Gazoduc Nigeria-Maroc, corridor LAPSSET et Grand Inga… des projets continentaux, intégrateurs et structurants

Aux côtés de grands projets nationaux développés par certains pays (barrages hydroélectriques, ports en eau profonde, etc.), les dirigeants africains commencent aussi à intégrer la dimension régionale dans leur politique de développement, en initiant des mégaprojets qui concernent plusieurs pays et dont les retombées sont très positives sur le développement et l’intégration économique du continent. Le gazoduc Nigeria-Maroc, le barrage Grand Inga et celui du Corridor LAPSSET parmi ces projets structurants et intégrateurs.

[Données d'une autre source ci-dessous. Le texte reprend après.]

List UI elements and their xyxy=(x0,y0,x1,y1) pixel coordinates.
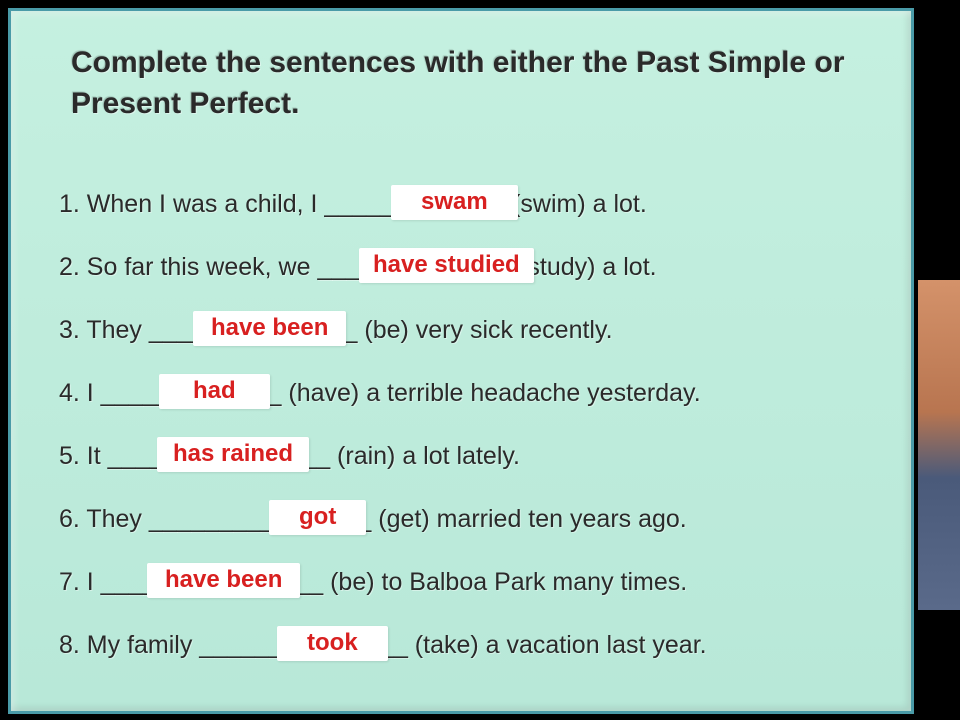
answer-label: have studied xyxy=(359,248,534,283)
sentence-text: 6. They ________________ (get) married t… xyxy=(59,505,687,533)
sentence-row: 6. They ________________ (get) married t… xyxy=(59,504,879,534)
answer-label: got xyxy=(269,500,366,535)
sentence-text: 2. So far this week, we ______________ (… xyxy=(59,253,657,281)
sentence-text: 1. When I was a child, I _____________ (… xyxy=(59,190,647,218)
answer-label: has rained xyxy=(157,437,309,472)
answer-label: had xyxy=(159,374,270,409)
instruction-title: Complete the sentences with either the P… xyxy=(71,43,871,124)
sentence-row: 1. When I was a child, I _____________ (… xyxy=(59,189,879,219)
sentence-text: 4. I _____________ (have) a terrible hea… xyxy=(59,379,701,407)
sentence-row: 7. I ________________ (be) to Balboa Par… xyxy=(59,567,879,597)
slide-panel: Complete the sentences with either the P… xyxy=(8,8,914,714)
sentence-row: 2. So far this week, we ______________ (… xyxy=(59,252,879,282)
decorative-strip xyxy=(918,280,960,610)
sentence-list: 1. When I was a child, I _____________ (… xyxy=(59,189,879,693)
answer-label: have been xyxy=(193,311,346,346)
sentence-row: 5. It ________________ (rain) a lot late… xyxy=(59,441,879,471)
sentence-row: 4. I _____________ (have) a terrible hea… xyxy=(59,378,879,408)
answer-label: swam xyxy=(391,185,518,220)
answer-label: have been xyxy=(147,563,300,598)
answer-label: took xyxy=(277,626,388,661)
sentence-row: 8. My family _______________ (take) a va… xyxy=(59,630,879,660)
sentence-row: 3. They _______________ (be) very sick r… xyxy=(59,315,879,345)
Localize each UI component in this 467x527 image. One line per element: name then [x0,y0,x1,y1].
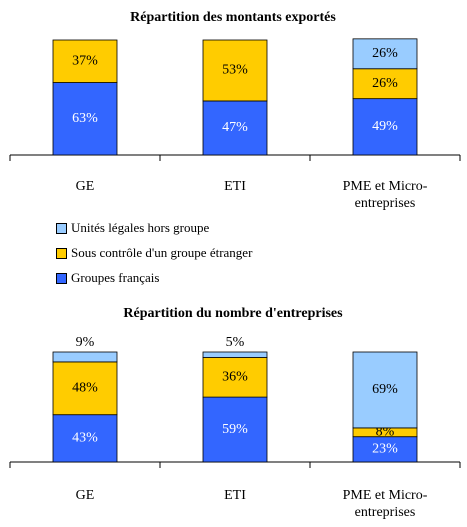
bar-segment [202,396,268,463]
x-tick-label: PME et Micro-entreprises [342,179,428,211]
bar-segment [352,351,418,429]
value-label: 48% [72,381,98,396]
legend-item: Sous contrôle d'un groupe étranger [56,245,252,261]
chart-title: Répartition des montants exportés [130,10,336,25]
value-label: 23% [372,442,398,457]
x-tick-label: GE [75,488,95,503]
value-label: 5% [226,335,245,350]
legend-label: Groupes français [71,270,160,285]
value-label: 53% [222,63,248,78]
bar-segment [52,82,118,156]
bar-segment [352,38,418,70]
legend-swatch [56,222,67,234]
value-label: 47% [222,120,248,135]
value-label: 59% [222,422,248,437]
value-label: 49% [372,119,398,134]
value-label: 26% [372,76,398,91]
bar-segment [202,357,268,398]
bar-segment [52,351,118,363]
bar-segment [52,414,118,463]
legend-item: Groupes français [56,270,159,286]
bar-segment [52,361,118,416]
value-label: 63% [72,111,98,126]
value-label: 69% [372,382,398,397]
x-tick-label: ETI [224,488,246,503]
value-label: 9% [76,335,95,350]
legend-swatch [56,272,67,284]
x-tick-label: ETI [224,179,246,194]
value-label: 36% [222,370,248,385]
bar-segment [202,39,268,102]
x-tick-label: PME et Micro-entreprises [342,488,428,520]
legend-label: Sous contrôle d'un groupe étranger [71,245,253,260]
bar-segment [352,436,418,463]
value-label: 26% [372,46,398,61]
legend-label: Unités légales hors groupe [71,220,210,235]
value-label: 37% [72,53,98,68]
x-tick-label: GE [75,179,95,194]
bar-segment [52,39,118,83]
legend-swatch [56,247,67,259]
chart-title: Répartition du nombre d'entreprises [123,306,343,321]
legend-item: Unités légales hors groupe [56,220,209,236]
value-label: 43% [72,431,98,446]
bar-segment [202,351,268,358]
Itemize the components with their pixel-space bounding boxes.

A en croire le site internet afrique.le360.ma, le projet Grand Inga, c’est l’un des projets emblématiques qui pourrait changer structurellement une partie du continent, encore plongée dans les ténèbres. Le barrage Grand Inga sera tout simplement le plus grand barrage hydroélectrique du monde, avec une capacité installée de 42.000 MW, qui sera réalisé sur les chutes d’Inga, dans la province du Kongo Central, sur le fleuve Congo, deuxième plus grand fleuve d’Afrique, après le Nil.

Une fois réalisé, renseigne la même source, ce barrage aura une capacité d’environ deux fois celle du plus grand barrage hydroélectrique du monde actuellement en activité, celui du barrage des Trois-Gorges de la Chine. Il fera aussi 6,5 fois la capacité du Grand barrage de la Renaissance éthiopienne (GERD) avec ses 6.450 MW.

Mais pour réaliser ce mégaprojet, dont la capacité est équivalente à celle de 20 grandes centrales nucléaires, et ses infrastructures connexes (un port, des unités de production d’hydrogène et d’ammoniac vert, etc.), il faudra un investissement colossal, de l’ordre de 80 milliards de dollars. C’est ce coût exorbitant qui fait que ce barrage tarde à voir le jour.

Toutefois, le projet est aujourd’hui sur les rails, porté par le magnat australien Andrew Forrest et son groupe, Fortescue Metals, l’un des leaders mondiaux de l’exploitation du minerai de fer. Le projet est aussi encouragé par la Banque mondiale, la Banque africaine de développement (BAD) et la Banque européenne d’investissement (BEI), qui soutiennent une production propre et peu couteuse d’énergie.

Une fois réalisé, Grand Inga pourra électrifier de nombreux pays du continent africain, sachant qu’en dehors des pays d’Afrique du Nord, où le taux d’électrification est de 100%, en Afrique subsaharienne, celui-ci tourne autour de 40%.

En Rdc, le taux d’électrification se situe autour 10% actuellement, donc largement très en dessous de la moyenne de l’Afrique subsaharienne, alors que le pays dispose d’un potentiel hydroélectrique à même d’électrifier une grande partie de cette région du continent.

Outre la Rdc dont les besoins pour sa population, forte de 90 millions d’habitants, est la quatrième du continent, et ses secteurs miniers (cobalt, cuivre, plomb, lithium, etc.), l’électricité produite par Grand Inga pourra électrifier de nombreux pays d’Afrique de l’Ouest, Centrale, de l’Est et Australe, et contribuer à rehausser le taux d’électrification du continent et ainsi qu’à accélérer le développement économique de toute la région grâce à une énergie bon marché et propre.